A. We allowed BP to use 2 million gallons of chemical dispersants on the oil spill, which was unprecedented. To inject that much dispersant — or any amount of dispersant in water that deep, a mile deep, at the wellhead, had never been done before … making that a chemical experiment.

Q. You actually dove into an oil slick with a wetsuit and snorkel.

A. It was frightening. I didn’t know what to expect going down. In the water I started to see the break up of the oil and then I started to see a lot of dead animals in the water. It was rather horrifying.

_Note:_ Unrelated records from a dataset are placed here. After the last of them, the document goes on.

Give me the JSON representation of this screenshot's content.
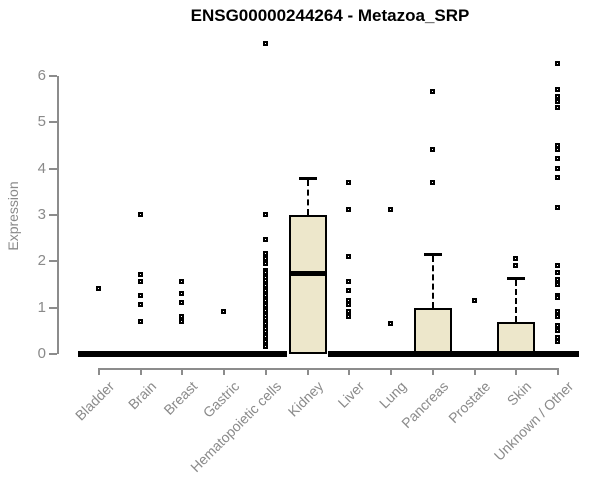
{
  "colors": {
    "box_fill": "#EDE7CB",
    "box_border": "#000000",
    "axis_gray": "#8C8C8C",
    "label_gray": "#8A8A8A",
    "title_color": "#000000"
  },
  "chart_data": {
    "type": "boxplot",
    "title": "ENSG00000244264 - Metazoa_SRP",
    "xlabel": "",
    "ylabel": "Expression",
    "ylim": [
      0,
      6
    ],
    "yticks": [
      0,
      1,
      2,
      3,
      4,
      5,
      6
    ],
    "grid": false,
    "legend": "none",
    "categories": [
      "Bladder",
      "Brain",
      "Breast",
      "Gastric",
      "Hematopoietic cells",
      "Kidney",
      "Liver",
      "Lung",
      "Pancreas",
      "Prostate",
      "Skin",
      "Unknown / Other"
    ],
    "series": [
      {
        "name": "Bladder",
        "q1": 0,
        "median": 0,
        "q3": 0,
        "whisker_high": 0,
        "outliers": [
          1.4
        ]
      },
      {
        "name": "Brain",
        "q1": 0,
        "median": 0,
        "q3": 0,
        "whisker_high": 0,
        "outliers": [
          3.0,
          1.7,
          1.55,
          1.25,
          1.05,
          0.7
        ]
      },
      {
        "name": "Breast",
        "q1": 0,
        "median": 0,
        "q3": 0,
        "whisker_high": 0,
        "outliers": [
          1.55,
          1.3,
          1.1,
          0.8,
          0.7
        ]
      },
      {
        "name": "Gastric",
        "q1": 0,
        "median": 0,
        "q3": 0,
        "whisker_high": 0,
        "outliers": [
          0.9
        ]
      },
      {
        "name": "Hematopoietic cells",
        "q1": 0,
        "median": 0,
        "q3": 0,
        "whisker_high": 0,
        "outliers": [
          6.7,
          3.0,
          2.45,
          2.15,
          2.05,
          1.95,
          1.8,
          1.74,
          1.69,
          1.63,
          1.58,
          1.52,
          1.47,
          1.41,
          1.36,
          1.3,
          1.25,
          1.19,
          1.14,
          1.08,
          1.03,
          0.97,
          0.92,
          0.86,
          0.81,
          0.75,
          0.7,
          0.64,
          0.59,
          0.53,
          0.48,
          0.42,
          0.37,
          0.31,
          0.26,
          0.2,
          0.15
        ]
      },
      {
        "name": "Kidney",
        "q1": 0,
        "median": 1.75,
        "q3": 3.0,
        "whisker_high": 3.8,
        "outliers": []
      },
      {
        "name": "Liver",
        "q1": 0,
        "median": 0,
        "q3": 0,
        "whisker_high": 0,
        "outliers": [
          3.7,
          3.1,
          2.1,
          1.55,
          1.35,
          1.15,
          1.05,
          0.9,
          0.8
        ]
      },
      {
        "name": "Lung",
        "q1": 0,
        "median": 0,
        "q3": 0,
        "whisker_high": 0,
        "outliers": [
          3.1,
          0.65
        ]
      },
      {
        "name": "Pancreas",
        "q1": 0,
        "median": 0,
        "q3": 1.0,
        "whisker_high": 2.15,
        "outliers": [
          5.65,
          4.4,
          3.7
        ]
      },
      {
        "name": "Prostate",
        "q1": 0,
        "median": 0,
        "q3": 0,
        "whisker_high": 0,
        "outliers": [
          1.15
        ]
      },
      {
        "name": "Skin",
        "q1": 0,
        "median": 0,
        "q3": 0.7,
        "whisker_high": 1.65,
        "outliers": [
          2.05,
          1.9
        ]
      },
      {
        "name": "Unknown / Other",
        "q1": 0,
        "median": 0,
        "q3": 0,
        "whisker_high": 0,
        "outliers": [
          6.25,
          5.7,
          5.55,
          5.45,
          5.3,
          4.5,
          4.4,
          4.2,
          4.0,
          3.8,
          3.15,
          1.9,
          1.75,
          1.6,
          1.5,
          1.25,
          1.2,
          0.9,
          0.8,
          0.6,
          0.5,
          0.35,
          0.25
        ]
      }
    ]
  }
}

Q. You’ve done a lot of work around harbor seals and toxic chemicals found in their tissue. Why do you point to seals as a “sentinel,” an indicator of what’s happening to the marine ecosystem?

A. Why are they sentinels? Because seals are at the top of the food web, like we are; they are eating fish like we do, so they are exposed in a similar way through food. They are bio-accumulating persistent compounds, organic chemicals like PCBs and DDT, and now flame retardants. The animals at the top [of the food web] are getting the highest dose because at each level of the food web the chemicals are building up in tissue, and then the next up — like from a fish to a seal — the levels jump up a thousand fold.

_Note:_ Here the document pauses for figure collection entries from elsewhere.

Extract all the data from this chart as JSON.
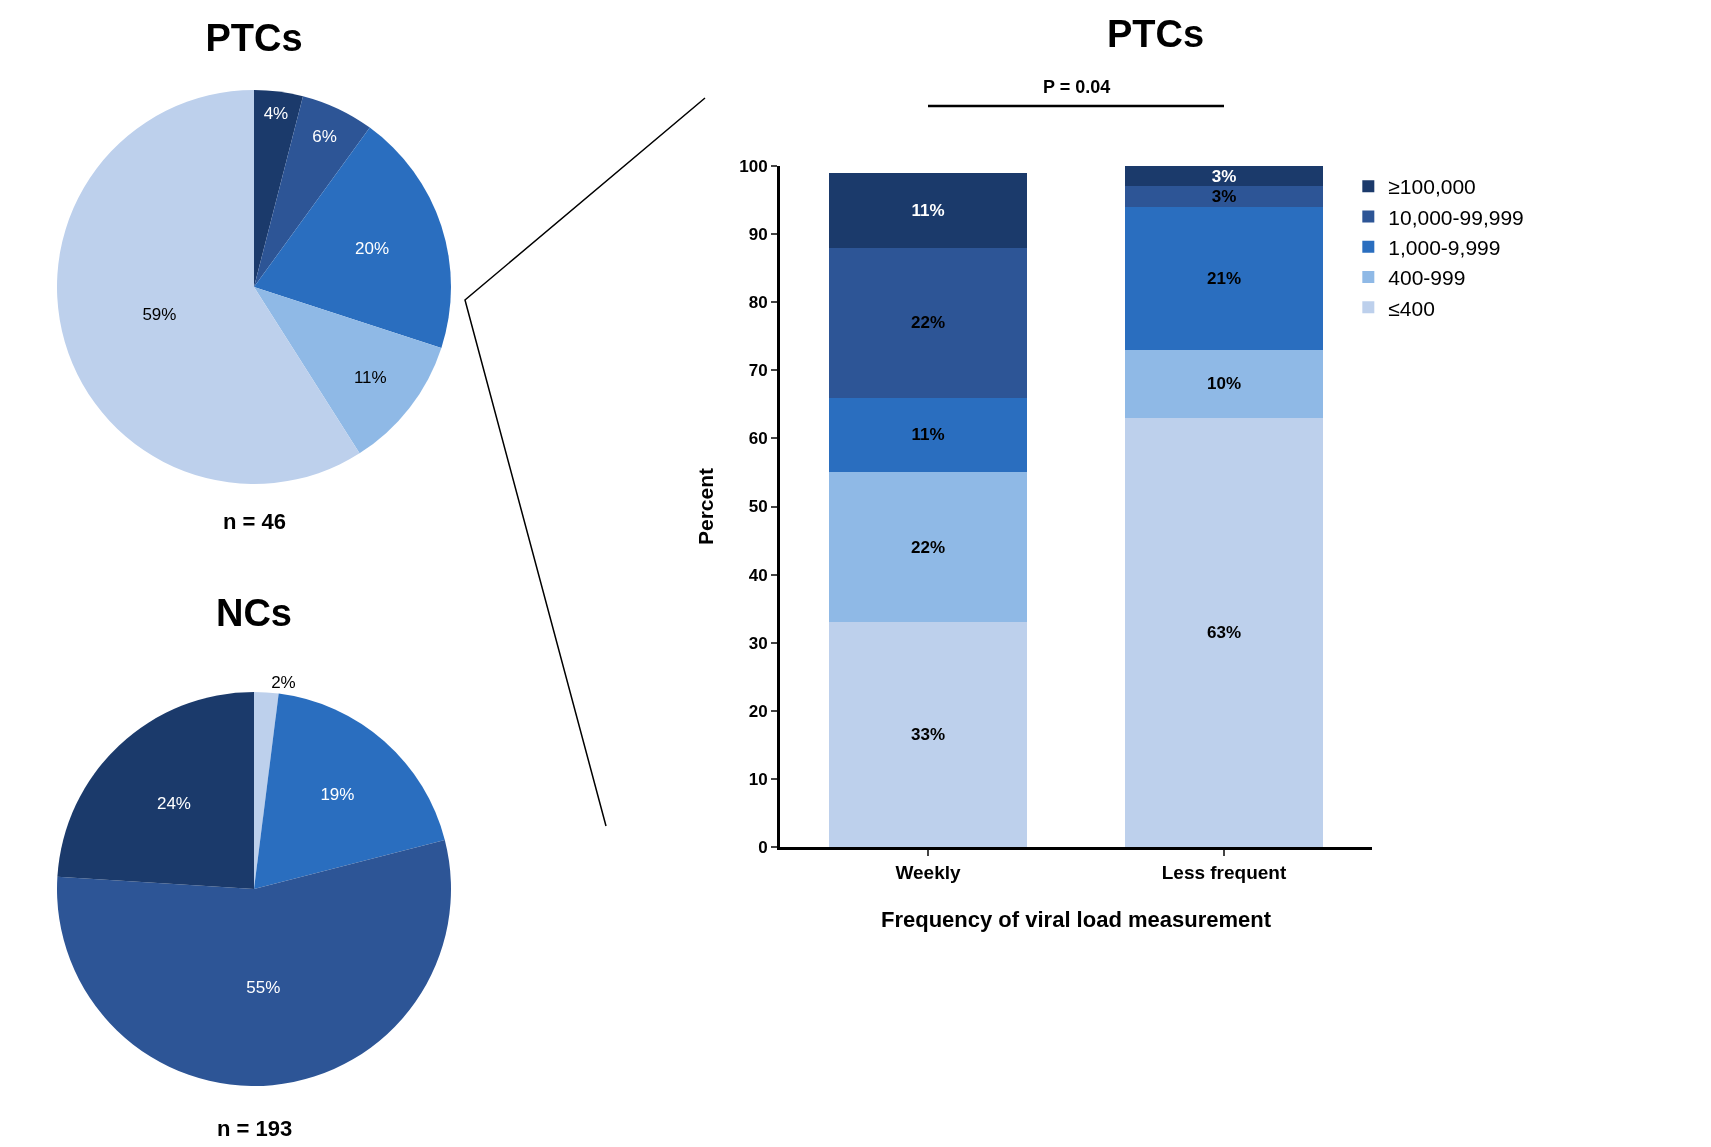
{
  "chart_data": [
    {
      "type": "pie",
      "title": "PTCs",
      "categories": [
        null,
        null,
        null,
        null,
        null
      ],
      "values": [
        4,
        6,
        20,
        11,
        59
      ],
      "value_labels": [
        "4%",
        "6%",
        "20%",
        "11%",
        "59%"
      ],
      "colors": [
        "#1b3a6b",
        "#2d5596",
        "#2a6ebf",
        "#8fb9e6",
        "#bdd0ec"
      ],
      "annotations": [
        "n = 46"
      ]
    },
    {
      "type": "pie",
      "title": "NCs",
      "categories": [
        null,
        null,
        null,
        null
      ],
      "values": [
        2,
        19,
        55,
        24
      ],
      "value_labels": [
        "2%",
        "19%",
        "55%",
        "24%"
      ],
      "colors": [
        "#bdd0ec",
        "#2a6ebf",
        "#2d5596",
        "#1b3a6b"
      ],
      "annotations": [
        "n = 193"
      ]
    },
    {
      "type": "bar",
      "title": "PTCs",
      "stacked": true,
      "categories": [
        "Weekly",
        "Less frequent"
      ],
      "xlabel": "Frequency of viral load measurement",
      "ylabel": "Percent",
      "ylim": [
        0,
        100
      ],
      "yticks": [
        0,
        10,
        20,
        30,
        40,
        50,
        60,
        70,
        80,
        90,
        100
      ],
      "grid": false,
      "legend": "top right",
      "series": [
        {
          "name": "≤400",
          "color": "#bdd0ec",
          "values": [
            33,
            63
          ],
          "value_labels": [
            "33%",
            "63%"
          ]
        },
        {
          "name": "400-999",
          "color": "#8fb9e6",
          "values": [
            22,
            10
          ],
          "value_labels": [
            "22%",
            "10%"
          ]
        },
        {
          "name": "1,000-9,999",
          "color": "#2a6ebf",
          "values": [
            11,
            21
          ],
          "value_labels": [
            "11%",
            "21%"
          ]
        },
        {
          "name": "10,000-99,999",
          "color": "#2d5596",
          "values": [
            22,
            3
          ],
          "value_labels": [
            "22%",
            "3%"
          ]
        },
        {
          "name": "≥100,000",
          "color": "#1b3a6b",
          "values": [
            11,
            3
          ],
          "value_labels": [
            "11%",
            "3%"
          ]
        }
      ],
      "annotations": [
        "P = 0.04"
      ]
    }
  ]
}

Q. The New England coast last year saw a significant harbor seal die-off. How often do events like this occur?

A. There have been hundreds of huge die-offs among seals and dolphins since the 1980s. There has been a die-off of dolphins, more than 600, in the Gulf of Mexico after the oil spill. Half of them were newborn or stillborn, meaning that something was impairing the reproductive ability of the mother dolphin. And that die-off is still going on. They [the dolphins] are so polluted that they are considered hazardous waste when they come up on beaches — that’s an EPA designation based on levels just of PCBs alone in the tissue.

These are what are referred to as “signal” wildlife events. If you think about it, this is what Rachel Carson was talking about with DDT. The birds were just literally falling out of the sky, and why? It’s not that we were spraying the birds; we were spraying their foods, the lawns, and on the land.

Q. After the Gulf spill, however, things don’t seem to have changed much, in terms of drilling and oil exploration.

A. I was hoping the Gulf oil spill would be a huge wake-up call, but actually we are going deeper into offshore drilling and waiting for the next one to happen.